市一中是周犁想都不敢想的教育殿堂,是县高老师口中的神话,人尽皆知的考学高碑。

他从没想过沈静会为他做到这一步,同样,连带着他对她那些隐秘而危险的念头也一一消散。

然而,待转学流程走完、校门合拢,正式入学的周犁心中只剩下了一个念头:后悔,且追悔莫及。

市一中不允许个性,不允许思想,比起在县城时那种混吃等死的散漫,这里多了令人窒息的高压。

他不能睡懒觉,经常凌晨五点半,就要从宿舍楼冲向操场,集合,聚拢,在跑道上机械地喊着口号,在鼓点密集、曲调亢奋的音乐声中,面无表情地列队奔跑。

早自习冷白色的灯光,映着一张张和他一样睡眠不足,麻木呆滞的脸。桌上堆积如山的练习册和试题,似乎永远做不完。

课程安排密集得几乎没有缝隙,连课间十分钟都似名存实亡。

等到冗长的晚自习结束,回到寝室,还要迅速完成打水、洗漱、解手、躺下、嘘声等一整套流程。

待宿舍熄灯哨声准时响起,整座宿舍楼的所有光亮熄灭后,连呼吸声都仿佛被掐断。

宿舍比想象中还要安静。

室友们早已习惯,偶尔低语两句,也生怕制造出噪音被巡逻值班的老师发现。

在这座壁垒森严的校园里,每个人的青春都被压缩成一张张试卷,一串串分数,一排排名次。

这里女生也不爱打扮,穿着劣质且土气的校服,戴着瓶底厚的近视镜,灰头土脸,木讷得毫无意趣。

周犁怀念从前的学校,那时他随口讲个荤素不忌的笑话,姑娘们能笑得捂着肚子蹲在地上

可是在这里,你都笑翻了,她们还是一脸茫然地盯着你,盯得你浑身不自在,只想转过头去再也不想搭理她们。

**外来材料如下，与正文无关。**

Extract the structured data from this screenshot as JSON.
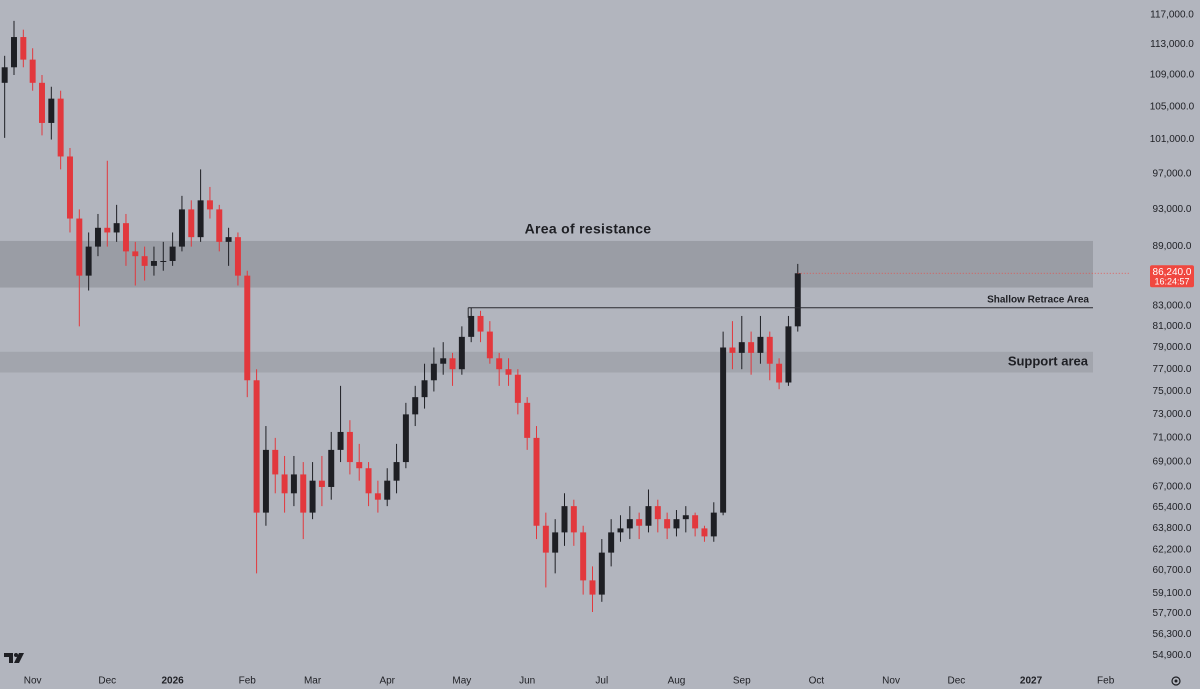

长期处于高频欲望发泄下的阈值升高,本就让周犁的情感越发钝化。

如今市一中的高压环境,更像一层厚重的壳,让他根本无法适应这份清苦。

周末成了他唯一的救赎!

每当离开校门,他都像脱缰的野兽,迫不及待地赶去沈静身边。他疯狂地占有她,抽插她,一次又一次凶狠地草着她,似乎要把这一周所有窒息的空虚、压抑和麻木,全部倾泻进这个女人的身体里。

只有在她尖叫和颤抖的时候,周犁才觉得自己还活着,还被需要,还被这个世界牢牢抓住。

他需要通过这个女人来确认自己的存在,一如往日。

可周六日的欢愉终归是短暂的。

当校门重新合拢,那种操屄带来的、确认自己还活着的快感,那种瞬间失控、瞬间爆发的野性瞬间被沉闷的校园肢解得支离破碎。

这种从感官巅峰坠入枯寂平庸的落差,让周犁陷入了一种近乎病态的饥渴。

他开始意识到,周末的短促欢愉根本救不了他,他想要的是一种夜夜笙歌的的疯狂。

然而,他还谨记着自己对沈静许下的承诺。

她在他最无能、最卑微的时候,俯身给了他一线微光。

那种对她的感激与罪恶感,像是一根生锈的钢丝,死死勒住周犁疯狂的本能。

她是他的救赎。

即便内心被高压环境逼迫得近乎发疯,周犁也不想在别的女人身上寻找出口,那对他来说不仅是背叛,更是对这份神圣的亵渎。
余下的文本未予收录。